1993: debut year of the Bologna-based group led by Emidio Clementi, Massimo Volume, just one name among many, no one would have expected the impact they would have on the Italian independent scene for the entire following decade.
"Stanze," released by the small Underground Records, is indeed a raw album and certainly not yet fully mature, but it already shows what will be the distinctive features of Mimì & associates: torn and shredded sound structures, a sort of grunge/noise deconstructed and reconstructed from an extremely personal perspective, thanks especially to the genius of Egle Sommacal (now Ulan Bator); a continuous sense of lack and dissatisfaction, perpetually balancing between implosions and explosions of anguish; but above all, that singing that isn't really singing (you can still perceive slight hints of vocal melodic lines, thanks especially to Vittoria's vocal counterpoints), an inimitable trademark, pure literature: songs like paintings of an absurd and opaque world, stories of marginalization, misunderstanding, and incommunicability, often experienced firsthand, told with a disillusioned voice and therefore even more true, sincere, and penetrating, which is enough to hear once to imprint it indelibly in the brain.

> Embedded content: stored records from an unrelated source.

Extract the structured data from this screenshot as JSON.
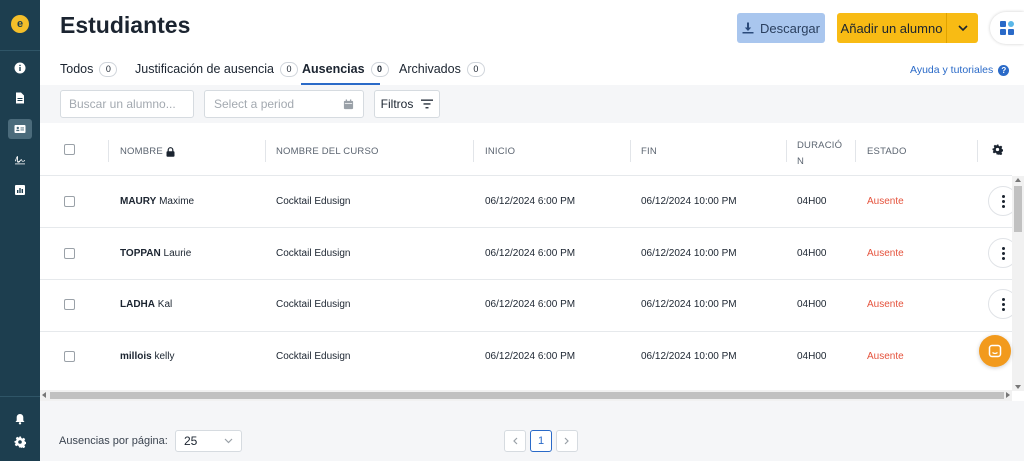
{
  "header": {
    "title": "Estudiantes",
    "download_label": "Descargar",
    "add_label": "Añadir un alumno"
  },
  "tabs": [
    {
      "label": "Todos",
      "count": "0"
    },
    {
      "label": "Justificación de ausencia",
      "count": "0"
    },
    {
      "label": "Ausencias",
      "count": "0",
      "active": true
    },
    {
      "label": "Archivados",
      "count": "0"
    }
  ],
  "help_link": "Ayuda y tutoriales",
  "filters": {
    "search_placeholder": "Buscar un alumno...",
    "period_placeholder": "Select a period",
    "filters_label": "Filtros"
  },
  "table": {
    "headers": {
      "name": "NOMBRE",
      "course": "NOMBRE DEL CURSO",
      "start": "INICIO",
      "end": "FIN",
      "duration_1": "DURACIÓ",
      "duration_2": "N",
      "status": "ESTADO"
    },
    "rows": [
      {
        "last": "MAURY",
        "first": "Maxime",
        "course": "Cocktail Edusign",
        "start": "06/12/2024 6:00 PM",
        "end": "06/12/2024 10:00 PM",
        "duration": "04H00",
        "status": "Ausente"
      },
      {
        "last": "TOPPAN",
        "first": "Laurie",
        "course": "Cocktail Edusign",
        "start": "06/12/2024 6:00 PM",
        "end": "06/12/2024 10:00 PM",
        "duration": "04H00",
        "status": "Ausente"
      },
      {
        "last": "LADHA",
        "first": "Kal",
        "course": "Cocktail Edusign",
        "start": "06/12/2024 6:00 PM",
        "end": "06/12/2024 10:00 PM",
        "duration": "04H00",
        "status": "Ausente"
      },
      {
        "last": "millois",
        "first": "kelly",
        "course": "Cocktail Edusign",
        "start": "06/12/2024 6:00 PM",
        "end": "06/12/2024 10:00 PM",
        "duration": "04H00",
        "status": "Ausente"
      }
    ]
  },
  "footer": {
    "per_page_label": "Ausencias por página:",
    "per_page_value": "25",
    "current_page": "1"
  },
  "colors": {
    "sidebar": "#1d3e4f",
    "accent_yellow": "#f8bb14",
    "download_blue": "#a9c6ee",
    "link_blue": "#2a6ac8",
    "status_red": "#e5533d",
    "chat_orange": "#f29a1d"
  },
  "icons": {
    "sidebar": [
      "info-icon",
      "document-icon",
      "id-card-icon",
      "signature-icon",
      "chart-icon",
      "bell-icon",
      "settings-icon"
    ],
    "header": [
      "download-icon",
      "chevron-down-icon",
      "app-grid-icon"
    ],
    "filters": [
      "calendar-icon",
      "filter-icon"
    ],
    "table": [
      "lock-icon",
      "gear-icon",
      "more-options-icon"
    ],
    "misc": [
      "chat-icon",
      "help-icon"
    ]
  }
}
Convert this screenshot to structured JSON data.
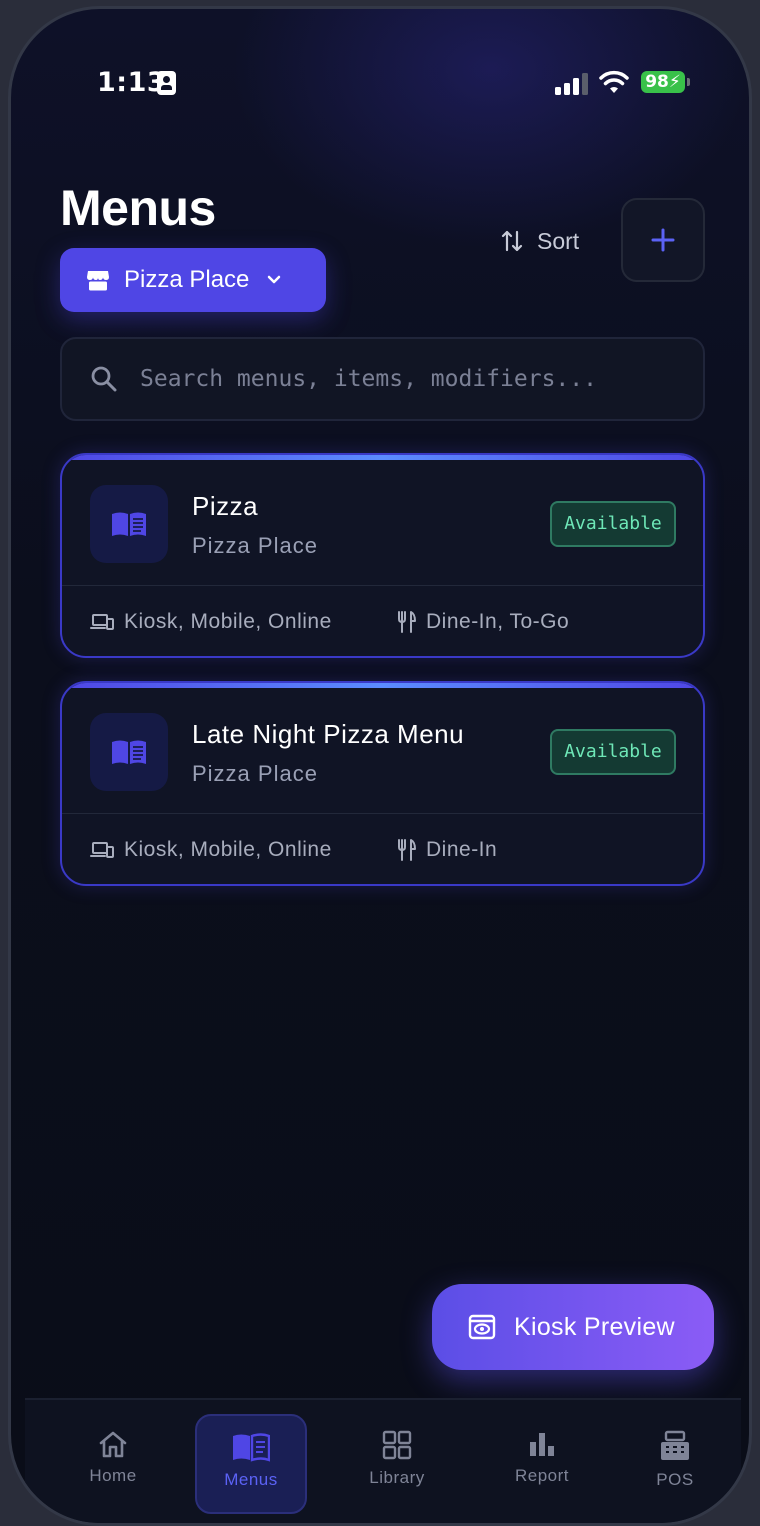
{
  "status_bar": {
    "time": "1:13",
    "battery": "98"
  },
  "header": {
    "title": "Menus",
    "location_label": "Pizza Place",
    "sort_label": "Sort"
  },
  "search": {
    "placeholder": "Search menus, items, modifiers..."
  },
  "menus": [
    {
      "name": "Pizza",
      "location": "Pizza Place",
      "status": "Available",
      "channels": "Kiosk, Mobile, Online",
      "order_types": "Dine-In, To-Go"
    },
    {
      "name": "Late Night Pizza Menu",
      "location": "Pizza Place",
      "status": "Available",
      "channels": "Kiosk, Mobile, Online",
      "order_types": "Dine-In"
    }
  ],
  "kiosk_preview": {
    "label": "Kiosk Preview"
  },
  "nav": {
    "items": [
      {
        "label": "Home",
        "icon": "home-icon"
      },
      {
        "label": "Menus",
        "icon": "book-icon",
        "active": true
      },
      {
        "label": "Library",
        "icon": "grid-icon"
      },
      {
        "label": "Report",
        "icon": "bar-chart-icon"
      },
      {
        "label": "POS",
        "icon": "register-icon"
      }
    ]
  },
  "colors": {
    "accent": "#4f46e5",
    "available_text": "#6ee7b7",
    "background": "#0b0e1c"
  }
}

They certainly don't reach the heights later achieved with "Lungo i Bordi" and "Da Qui," but there are nonetheless several episodes more than noteworthy, such as the energetic 'Ronald Thomas e io', the dry and disarming 'Alessandro', the hypnotic 'Veduta dallo Spazio'; and also 'Stanze Vuote', which oozes sick despair from every pore, and 'Cinque Strade', which is heavily influenced by the guitar technique of Umberto Palazzo, one of the band's founders before forming his Santo Niente, another fundamental star of the Emilia capital.
Not their best album, but this is where it all began... pure poetry.